Mais la pièce la plus somptueuse est incontestablement la Sainte-Châsse qui renferme le Voile de la Vierge. Estienne la décrit comme "faite de bois de cèdre couverte de grandes placques d’or et enrichie d’une infinité de perles, de diamants, de rubis, d’émeraudes, de saphirs, de jacinthes, d’agates, de turquoises, d’opales, de topases, d’onyces, de crysolites, d’amétistes, de grenats, de girasols, de sardoines, d’astriots, de cassidoines, d’éliotropes et de plusieurs autres présents…". Elle est dépecée en 1793, quelques joyaux sont toutefois sauvés parmi lesquels un grand camée représentant Jupiter offert par Charles V en 1367, déposé au Cabinet des médailles de la Bibliothèque nationale.
Les objets précieux vulnérables sont conservés dans des lieux protégés généralement disposés dans le chœur. Il en est ainsi à Chartres, bien que nous ignorions la localisation exacte du trésor avant la construction de la clôture de chœur au 16e siècle. En 1682, il est réparti entre trois emplacements : derrière le maître-autel dans « les Corps saints » ou « Troisième trésor » où est exposé l'essentiel des reliques, et de chaque côté dans deux dômes monumentaux en bois sculpté offerts par Marie de Médicis et Anne d’Autriche. Après l’aménagement du chœur à la fin du 18e siècle, le trésor est enfermé dans un lieu unique, créé derrière le maître-autel.

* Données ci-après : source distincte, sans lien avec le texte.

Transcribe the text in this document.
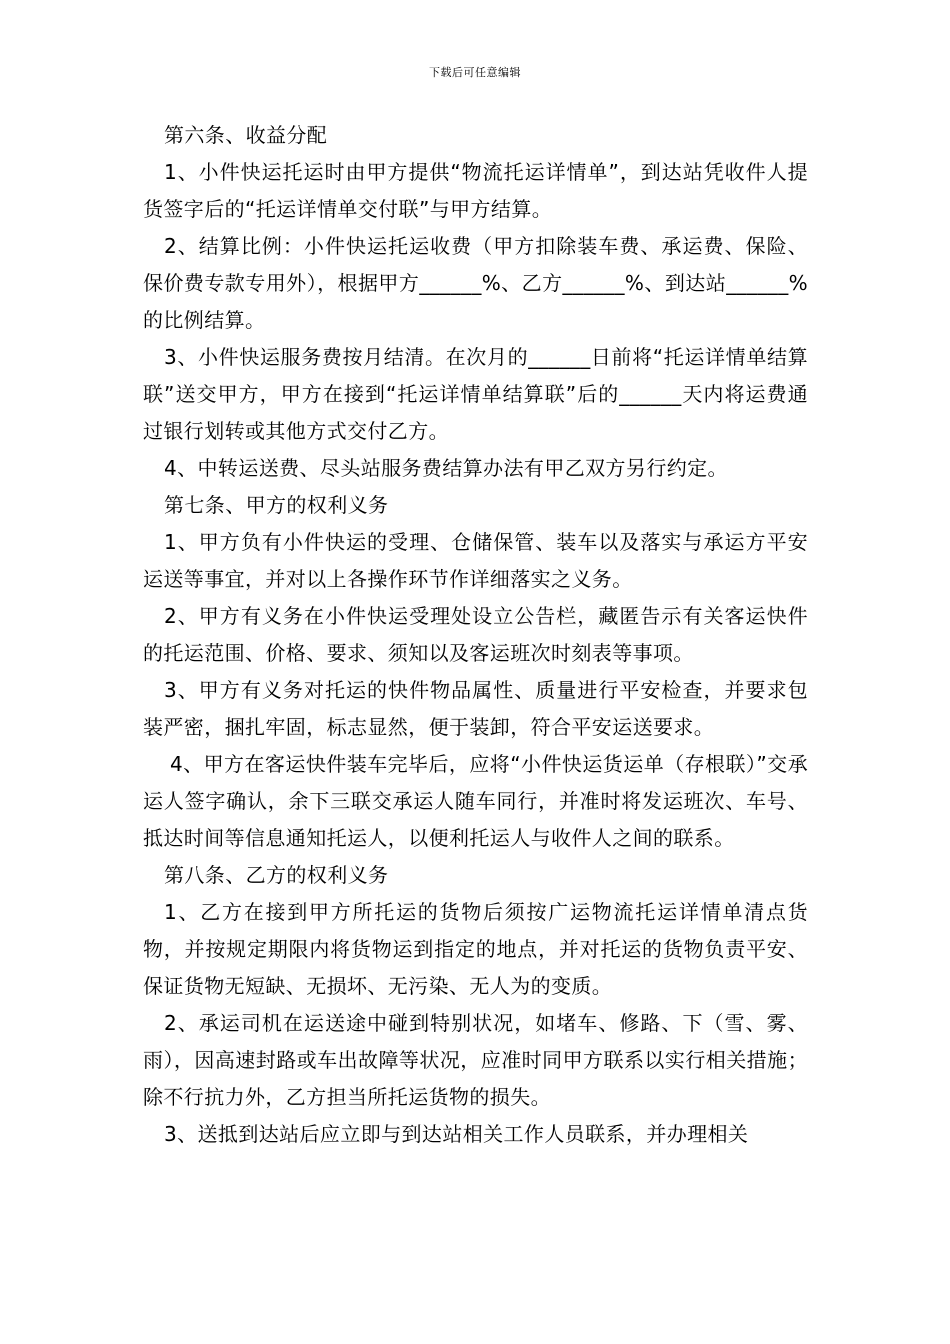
下载后可任意编辑

第六条、收益分配

1、小件快运托运时由甲方提供“物流托运详情单”，到达站凭收件人提货签字后的“托运详情单交付联”与甲方结算。

2、结算比例：小件快运托运收费（甲方扣除装车费、承运费、保险、保价费专款专用外），根据甲方______%、乙方______%、到达站______%的比例结算。

3、小件快运服务费按月结清。在次月的______日前将“托运详情单结算联”送交甲方，甲方在接到“托运详情单结算联”后的______天内将运费通过银行划转或其他方式交付乙方。

4、中转运送费、尽头站服务费结算办法有甲乙双方另行约定。

第七条、甲方的权利义务

1、甲方负有小件快运的受理、仓储保管、装车以及落实与承运方平安运送等事宜，并对以上各操作环节作详细落实之义务。

2、甲方有义务在小件快运受理处设立公告栏，藏匿告示有关客运快件的托运范围、价格、要求、须知以及客运班次时刻表等事项。

3、甲方有义务对托运的快件物品属性、质量进行平安检查，并要求包装严密，捆扎牢固，标志显然，便于装卸，符合平安运送要求。

4、甲方在客运快件装车完毕后，应将“小件快运货运单（存根联）”交承运人签字确认，余下三联交承运人随车同行，并准时将发运班次、车号、抵达时间等信息通知托运人，以便利托运人与收件人之间的联系。

第八条、乙方的权利义务

1、乙方在接到甲方所托运的货物后须按广运物流托运详情单清点货物，并按规定期限内将货物运到指定的地点，并对托运的货物负责平安、保证货物无短缺、无损坏、无污染、无人为的变质。

2、承运司机在运送途中碰到特别状况，如堵车、修路、下（雪、雾、雨），因高速封路或车出故障等状况，应准时同甲方联系以实行相关措施；除不行抗力外，乙方担当所托运货物的损失。

3、送抵到达站后应立即与到达站相关工作人员联系，并办理相关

Il disparaît à la Révolution, comme la quasi-totalité des trésors des cathédrales et des abbayes de France. Les révolutionnaires hésitent d’abord à s’en emparer, l’inventaire des biens est pourtant dressé en 1792 et la mairie s’approprie les pierreries pour constituer du numéraire et les grosses pièces de métal précieux qu’elle envoie à Paris pour y être fondues. Au début de l’année suivante, le trésor est entièrement anéanti, la Sainte-Châsse détruite et la relique découpée et dispersée. Quelques rares objets sont sauvés, qui vont constituer le noyau du trésor actuel : un autel portatif du 15e siècle, une navette à encens de 1540, le calice et la patène dits de Henri III, des éléments d’armure et un vêtement royal, les deux ceintures amérindiennes et deux petits cœurs votifs. Après la signature du Concordat en 1801 qui rétablit les fabriques d’église, le trésor se reforme à partir des pièces préservées et de quelques autres liées historiquement à la cathédrale : atours et parures des deux statues majeures de Vierge à l’Enfant, Notre-Dame du Pilier et Notre-Dame de Sous-Terre, volute de la crosse pastorale de Henri de Grez, évêque de Chartres mort en 1246, découverte au cours de travaux. D’autres objets sont achetés sur le marché de l'art pour leur raffinement ou mis en dépôt bien qu’ils soient sans lien direct avec l’édifice, c’est le cas du tabernacle de Saint-Aignan, émail limousin du 13e siècle, et du petit reliquaire en argent déposé par la commune de Coulombs (Eure-et-Loir). Malgré sa valeur, la collection actuelle ne reflète pas la somptuosité du trésor d’Ancien Régime tel qu’il est décrit par les inventaires et les récits des pèlerins.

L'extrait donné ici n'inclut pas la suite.